There are always a few items we’ve read during the week that deserve more attention but don’t make it into our regular posts. So we bundle them for the Friday roundup.
Here’s this week’s bundle:
New York Times: Lack of Workers, Not Work, Weighs on the Nation’s Economy
Nearly a third of the 388 metropolitan areas tracked by the Bureau of Labor Statistics have an unemployment rate below 4 percent, well below the level that economists consider “full employment,” the normal churn of people quitting to find new jobs.
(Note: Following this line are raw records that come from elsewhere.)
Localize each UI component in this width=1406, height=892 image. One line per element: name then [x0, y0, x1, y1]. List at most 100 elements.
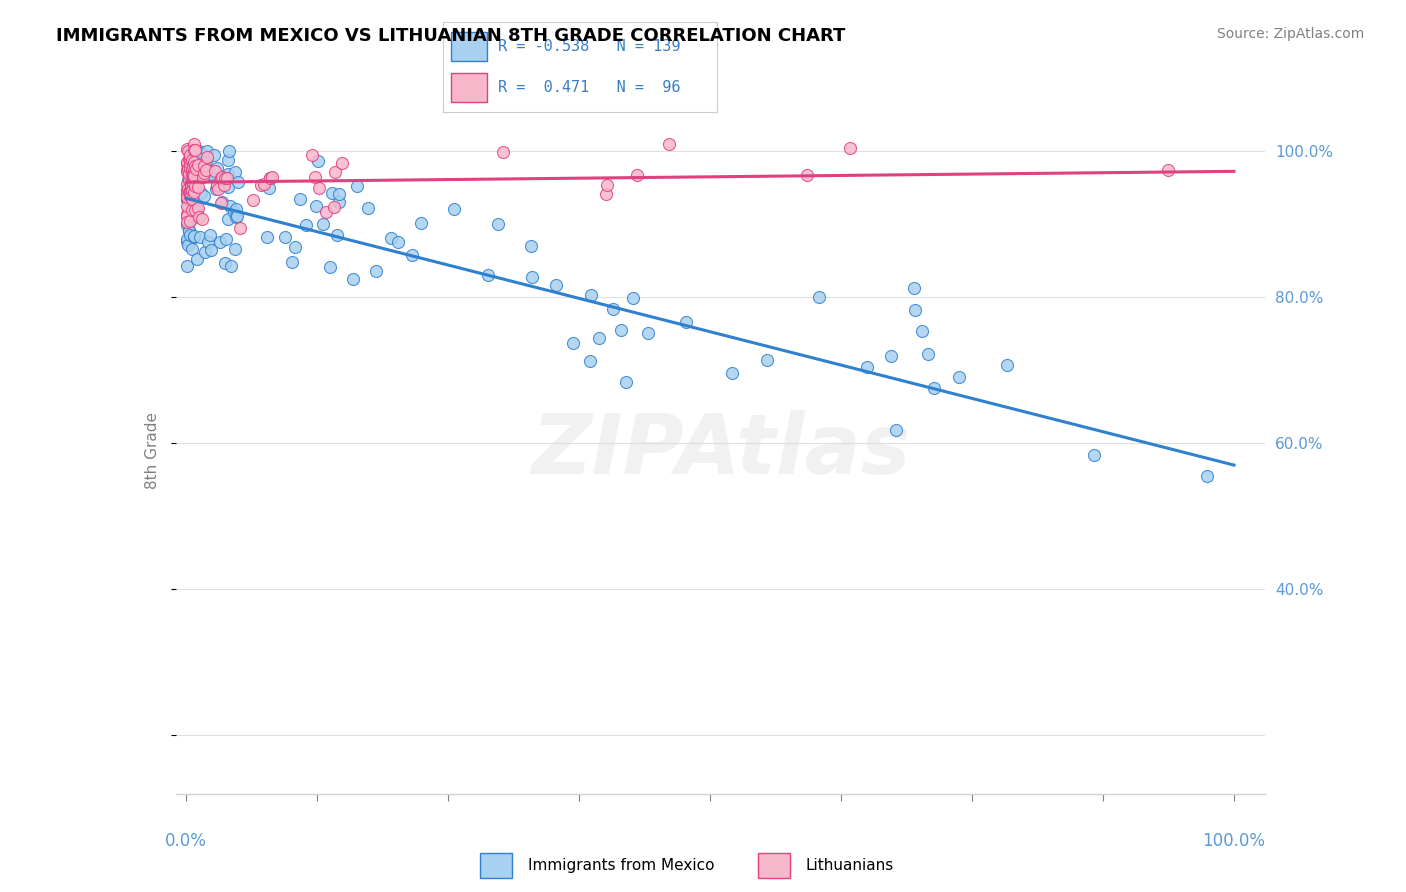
- Point: [204, 182, 226, 196]
- Point: [176, 235, 198, 249]
- Point: [190, 170, 212, 185]
- Point: [186, 202, 208, 217]
- Point: [253, 177, 276, 191]
- Point: [357, 201, 380, 215]
- Point: [181, 183, 204, 197]
- Point: [880, 349, 903, 363]
- Point: [181, 168, 204, 182]
- Point: [401, 248, 423, 262]
- Point: [180, 178, 202, 192]
- FancyBboxPatch shape: [479, 853, 512, 878]
- Point: [579, 354, 602, 368]
- Point: [229, 221, 252, 235]
- Point: [188, 144, 211, 158]
- Point: [184, 203, 207, 218]
- Point: [614, 375, 637, 389]
- Point: [177, 161, 200, 175]
- Point: [177, 238, 200, 252]
- Point: [176, 164, 198, 178]
- FancyBboxPatch shape: [451, 73, 486, 102]
- Point: [176, 177, 198, 191]
- Point: [217, 180, 239, 194]
- Point: [190, 146, 212, 161]
- Point: [180, 189, 202, 203]
- Point: [191, 161, 214, 176]
- Point: [205, 178, 228, 192]
- Y-axis label: 8th Grade: 8th Grade: [145, 412, 160, 489]
- Point: [219, 259, 242, 273]
- Point: [176, 188, 198, 202]
- Point: [224, 164, 246, 178]
- Point: [208, 235, 231, 249]
- Point: [177, 215, 200, 229]
- Point: [179, 214, 201, 228]
- Point: [176, 142, 198, 156]
- Point: [176, 189, 198, 203]
- Point: [326, 227, 349, 242]
- Point: [281, 255, 304, 269]
- Point: [183, 169, 205, 184]
- Point: [179, 185, 201, 199]
- Point: [214, 171, 236, 186]
- Point: [179, 155, 201, 169]
- Point: [177, 223, 200, 237]
- Point: [904, 302, 927, 317]
- Point: [195, 154, 218, 169]
- Point: [176, 199, 198, 213]
- Point: [328, 187, 350, 202]
- Point: [180, 144, 202, 158]
- Point: [623, 291, 645, 305]
- Point: [179, 189, 201, 203]
- Point: [562, 336, 585, 351]
- Point: [911, 324, 934, 338]
- Point: [191, 169, 214, 184]
- Text: R = -0.538   N = 139: R = -0.538 N = 139: [498, 39, 681, 54]
- Point: [215, 171, 238, 186]
- Point: [180, 182, 202, 196]
- Point: [596, 178, 619, 192]
- Text: 100.0%: 100.0%: [1202, 831, 1265, 850]
- Point: [903, 280, 925, 294]
- Point: [304, 199, 326, 213]
- Point: [321, 186, 343, 200]
- Point: [179, 173, 201, 187]
- Point: [187, 202, 209, 216]
- Point: [177, 165, 200, 179]
- Point: [295, 218, 318, 232]
- Point: [195, 150, 218, 164]
- Point: [721, 366, 744, 380]
- Point: [342, 272, 364, 286]
- Point: [183, 143, 205, 157]
- Point: [183, 230, 205, 244]
- Point: [176, 231, 198, 245]
- Point: [176, 172, 198, 186]
- Point: [226, 175, 249, 189]
- Point: [179, 161, 201, 175]
- Point: [1083, 448, 1105, 462]
- Point: [595, 187, 617, 202]
- Point: [183, 229, 205, 244]
- Point: [176, 218, 198, 232]
- FancyBboxPatch shape: [451, 32, 486, 61]
- Point: [211, 170, 233, 185]
- Point: [176, 207, 198, 221]
- Point: [193, 189, 215, 203]
- Point: [179, 167, 201, 181]
- Point: [183, 209, 205, 223]
- Point: [884, 423, 907, 437]
- Point: [176, 193, 198, 207]
- Point: [184, 159, 207, 173]
- Point: [194, 244, 217, 259]
- Point: [181, 167, 204, 181]
- Point: [176, 210, 198, 224]
- Text: IMMIGRANTS FROM MEXICO VS LITHUANIAN 8TH GRADE CORRELATION CHART: IMMIGRANTS FROM MEXICO VS LITHUANIAN 8TH…: [56, 27, 845, 45]
- Point: [183, 169, 205, 183]
- Point: [856, 359, 879, 374]
- Point: [1195, 469, 1218, 483]
- Point: [177, 162, 200, 177]
- Point: [176, 259, 198, 273]
- Point: [256, 230, 278, 244]
- Point: [197, 235, 219, 250]
- Point: [796, 168, 818, 182]
- Text: Lithuanians: Lithuanians: [806, 858, 894, 872]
The rate in some cities, like Ames, Iowa, and Boulder, Colo., is even lower, at 2 percent…
But labor shortages are weighing on overall economic growth, slowing the pace of expansion in northern Utah and other fast-growing regions even as unemployment remains stubbornly high in Rust Belt cities like Cleveland and in regions still recovering from the 2008 recession, like inland California.
Puget Sound Business Journal: Steve Ballmer warns voters of Seattle income tax fallout
“I’m not saying it’s a mistake, it’s something that voters need to think about in aggregate, not just one man’s opinion,” [Ballmer] said. “But the analysis is right. There will be fewer jobs here with an income tax than there would without an income tax.”
Oregon Office of Economic Analysis: States at Full Employment, A Prime-Age EPOP Story
Focusing just on the prime working-age population is a really good way to strip out the impact of the aging demographics…Right now, across the nation the employment rate (or employment-population ratio, or EPOP for short) for this group is 2 percentage points lower than prior to the Great Recession…
As the labor market gets tight firms must cast a wider net when hiring. They must dig a bit deeper into the resume stack and hire those with an incomplete skill set or a gap in their resume due to long-term unemployment and the like. That’s happening nationally and here in Oregon. I expect it to happen in Idaho too. Montana and Washington are seeing some of these same trends, albeit their prime-age EPOP isn’t back nearly as much.
Seattle Times: No agreement yet: Washington Legislature goes into second special session
In a Tuesday afternoon news conference, Inslee also showed signs of compromise with Senate Republicans in the effort to resolve the expensive and politically complicated task of funding Washington’s school system…
In his remarks, the governor effectively took a proposed tax on capital gains — favored by himself and House Democrats — off the table.